Un Manifesto contro la ritirata dei ghiacciai
Sono ghiacciai condannati a sparire, che siano italiani, austriaci o svizzeri. Sono accomunati dall’essere da tempo divenuti bersaglio dei cambiamenti climatici. Le loro fronti glaciali arretrano, le perdite di volume sono sempre più consistenti. I ghiacciai dell’intero arco alpino, dall’Italia all’Austria e fino alla Svizzera, sono a rischio. Perciò, la Carovana 2023 di Legambiente, che lancia il Manifesto per una governance dei Ghiacciai, auspicando che la messa in campo di azioni a livello internazionale possano generare una nuova governance, comprendendo in essa tutte le risorse idriche. Nella convinzione e consapevolezza del loro ruolo di risorsa che fornisce importanti servizi ecosistemici la cui riduzione o scomparsa causa gravi conseguenze sulla pubblica sicurezza, l’economia e l’ambiente.
Senza confini è la “malattia” che aggredisce tutti i “giganti bianchi”. Dal Ghiacciaio del Rutor in Valle d’Aosta che dal 1865 ad oggi ha perso superficie per 4 chilometri quadri di cui 1,5 negli ultimi 50 anni al Ghiacciaio del Belvedere in Piemonte la cui superficie dal 1950 si è ridotta del 20% perdendo fino a 60 metri di spessore negli ultimi 10 anni, pari ad un edificio di 20 piani.

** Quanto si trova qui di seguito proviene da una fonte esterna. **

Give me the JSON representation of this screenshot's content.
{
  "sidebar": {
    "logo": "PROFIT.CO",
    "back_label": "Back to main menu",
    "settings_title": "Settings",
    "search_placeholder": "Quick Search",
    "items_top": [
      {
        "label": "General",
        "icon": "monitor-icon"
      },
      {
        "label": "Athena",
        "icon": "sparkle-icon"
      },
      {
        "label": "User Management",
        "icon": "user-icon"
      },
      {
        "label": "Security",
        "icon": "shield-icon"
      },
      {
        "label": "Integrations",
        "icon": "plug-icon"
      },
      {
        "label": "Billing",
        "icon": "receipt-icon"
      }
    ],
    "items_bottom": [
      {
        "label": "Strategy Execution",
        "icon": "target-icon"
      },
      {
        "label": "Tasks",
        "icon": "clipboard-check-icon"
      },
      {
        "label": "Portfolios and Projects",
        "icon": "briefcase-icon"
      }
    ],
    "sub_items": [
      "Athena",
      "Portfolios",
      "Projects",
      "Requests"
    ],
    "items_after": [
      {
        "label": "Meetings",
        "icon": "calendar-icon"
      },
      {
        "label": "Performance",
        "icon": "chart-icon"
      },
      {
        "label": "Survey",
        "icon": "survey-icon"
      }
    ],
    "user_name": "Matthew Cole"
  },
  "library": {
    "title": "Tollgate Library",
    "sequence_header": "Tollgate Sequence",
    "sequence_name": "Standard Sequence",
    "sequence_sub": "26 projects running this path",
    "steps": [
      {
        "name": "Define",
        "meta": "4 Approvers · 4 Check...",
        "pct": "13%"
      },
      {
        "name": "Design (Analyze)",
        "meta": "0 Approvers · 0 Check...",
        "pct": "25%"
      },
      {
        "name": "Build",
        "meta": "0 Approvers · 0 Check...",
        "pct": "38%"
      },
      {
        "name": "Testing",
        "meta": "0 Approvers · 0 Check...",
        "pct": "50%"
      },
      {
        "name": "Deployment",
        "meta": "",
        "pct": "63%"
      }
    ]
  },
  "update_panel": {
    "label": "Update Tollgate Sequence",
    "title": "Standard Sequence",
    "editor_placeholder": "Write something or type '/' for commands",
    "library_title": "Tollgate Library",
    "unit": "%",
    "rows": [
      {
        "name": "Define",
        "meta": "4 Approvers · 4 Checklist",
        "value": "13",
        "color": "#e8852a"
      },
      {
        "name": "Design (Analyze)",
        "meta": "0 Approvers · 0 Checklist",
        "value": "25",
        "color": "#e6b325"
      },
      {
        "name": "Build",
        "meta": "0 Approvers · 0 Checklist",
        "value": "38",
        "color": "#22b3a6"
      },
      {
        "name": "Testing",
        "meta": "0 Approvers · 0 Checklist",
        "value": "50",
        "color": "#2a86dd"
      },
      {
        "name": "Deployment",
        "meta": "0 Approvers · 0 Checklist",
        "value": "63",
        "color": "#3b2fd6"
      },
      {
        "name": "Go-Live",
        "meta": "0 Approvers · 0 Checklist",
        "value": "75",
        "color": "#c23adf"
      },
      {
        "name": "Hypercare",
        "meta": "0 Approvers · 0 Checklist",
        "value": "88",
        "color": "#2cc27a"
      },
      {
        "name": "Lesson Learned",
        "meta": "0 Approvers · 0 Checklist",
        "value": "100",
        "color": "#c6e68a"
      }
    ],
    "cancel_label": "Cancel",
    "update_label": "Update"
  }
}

E ancora il Ghiacciaio di Dosdè Est in Lombardia, che dal 1932 si è ritirato di oltre 1 km e ha perso il 47% della superficie, 1,6 ettari all’anno, equivalenti a 2 campi da calcio e mezzo. O il Ghiacciaio del Mandrone in Trentino-Alto Adige, nell’Adamello, il più esteso d’Italia, che dal 2015 ha perso 50 ettari, pari a 70 campi da calcio.
Una fotografia che comprende anche in Austria il Ghiacciaio Ochsentaler e in Svizzera il Morteratsch. Giorgio Zampetti, direttore Legambiente, definisce il Manifesto “il primo passo, misure per rallentare il fenomeno con politiche di mitigazione e urgenti azioni per fronteggiare le conseguenze. Quanto sta succedendo in alta quota coinvolge anche il territorio a valle. E per affrontare il ritiro dei ghiacciai alpini non ci si deve limitare solo alle aree di montagna ma servono politiche a scala molto più ampia”.
Sette le azioni proposte. Innanzitutto, moltiplicare il confronto tra amministratori regionali e locali, gruppi di ricerca, associazioni e imprese, per migliorare la capacità di governance dei ghiacciai europei, le conoscenze e il know-how scientifico e tecnico. Per questo occorre mettere in rete le esperienze di diverse situazioni geografiche, politiche e climatiche, per una rete di competenze multidisciplinari che costituisca una Governance Europea dei Ghiacciai.
Servirà ad orientare le scelte dell’Ue per la tutela di ghiacciai e calotte e a ridurre gli impatti sulla criosfera e sull’uso del suolo e dell’acqua, con un sistema europeo che ne monitori il rischio, mettendo in comune esperienze locali e regionali in un sistema comune di regole, oltre che a incentivare percorsi di ricerca con Università e Scuole, per accrescere la consapevolezza dei cittadini e delle istituzioni e per sviluppare iniziative formative per nuove professionalità nel campo della mitigazione e dell’adattamento.
Infine, dare impulso e coordinamento agli strumenti e alle policy internazionali per la mitigazione e l’adattamento al climate change nelle Alpi. In particolare, quelle sviluppate dalla Convenzione delle Alpi, come il Piano d’Azione Clima 2.0, le Linee Guida per l’adattamento locale ai cambiamenti climatici nell’arco alpino e le relative iniziative di attuazione come la “Carta di Budoia per l’Adattamento Locale ai cambiamenti climatici”.